With the upcoming testimony, the banking industry seeks to ensure that new regulations do not jeopardize their stability and hinder their ability to contribute to economic growth.

CEO’s of Major Banks to Represent at Senate Hearing

The CEOs of several major banks, also known as GSIBs, are set to appear before the Senate on Wednesday. The prominent figures include Jamie Dimon from JPMorgan Chase, Brian Moynihan from Bank of America, Jane Fraser from Citigroup, Charles Scharf from Wells Fargo, David Solomon from Goldman Sachs, James Gorman from Morgan Stanley, Ronald O’Hanley from State Street, and Robin Vince from BNY Mellon.
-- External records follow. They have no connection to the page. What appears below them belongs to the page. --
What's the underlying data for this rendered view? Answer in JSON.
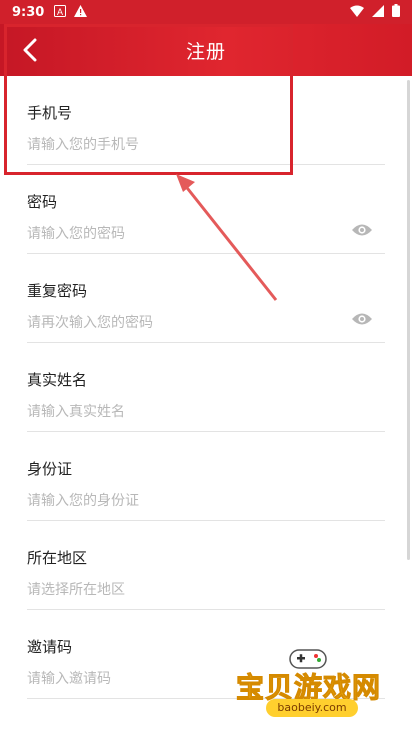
{
  "status_bar": {
    "time": "9:30",
    "icons": [
      "notification-a-icon",
      "warning-icon"
    ],
    "right_icons": [
      "wifi-icon",
      "signal-icon",
      "battery-icon"
    ]
  },
  "app_bar": {
    "back_icon": "back-arrow-icon",
    "title": "注册"
  },
  "form": {
    "fields": [
      {
        "label": "手机号",
        "placeholder": "请输入您的手机号",
        "value": "",
        "has_eye": false
      },
      {
        "label": "密码",
        "placeholder": "请输入您的密码",
        "value": "",
        "has_eye": true
      },
      {
        "label": "重复密码",
        "placeholder": "请再次输入您的密码",
        "value": "",
        "has_eye": true
      },
      {
        "label": "真实姓名",
        "placeholder": "请输入真实姓名",
        "value": "",
        "has_eye": false
      },
      {
        "label": "身份证",
        "placeholder": "请输入您的身份证",
        "value": "",
        "has_eye": false
      },
      {
        "label": "所在地区",
        "placeholder": "请选择所在地区",
        "value": "",
        "has_eye": false
      },
      {
        "label": "邀请码",
        "placeholder": "请输入邀请码",
        "value": "",
        "has_eye": false
      }
    ]
  },
  "watermark": {
    "text": "宝贝游戏网",
    "url": "baobeiy.com"
  },
  "colors": {
    "brand_red": "#d0202b",
    "annotation_red": "#d8242d",
    "placeholder_gray": "#b8b8b8",
    "divider": "#e3e3e3"
  }
}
In preparation for the hearing, each CEO has submitted statements totaling a collective 103 pages. These statements emphasize the strength and significance of the banking industry to the U.S. economy.

Jamie Dimon, leading the largest U.S. bank in terms of assets, has voiced strong opposition to the Basel III proposal. He asserts that there is no evidence to suggest that large banks are undercapitalized. Dimon also warns that the new rules may escalate capital requirements for these banks by up to 25%, which could limit their ability to lend to households and businesses. Such limitations could have a detrimental ripple effect on the economy.

Dimon states, “This rule will render many banking services uneconomical. We can expect two outcomes: banks will either cease offering certain products and services altogether, or they will have to increase prices to compensate.”

While the primary focus of Wednesday’s proceedings is anticipated to be the Basel III proposal, it is also expected that consumer-related issues such as credit card late fees and swipe fees will be addressed.

The Senate hearing will commence at 9:30 a.m. ET and will be attended by notable committee members including Senators Sherrod Brown (D., Ohio), Tim Scott (R., S.C.), Elizabeth Warren (D., Mass.), and Mike Crapo (R., Idaho).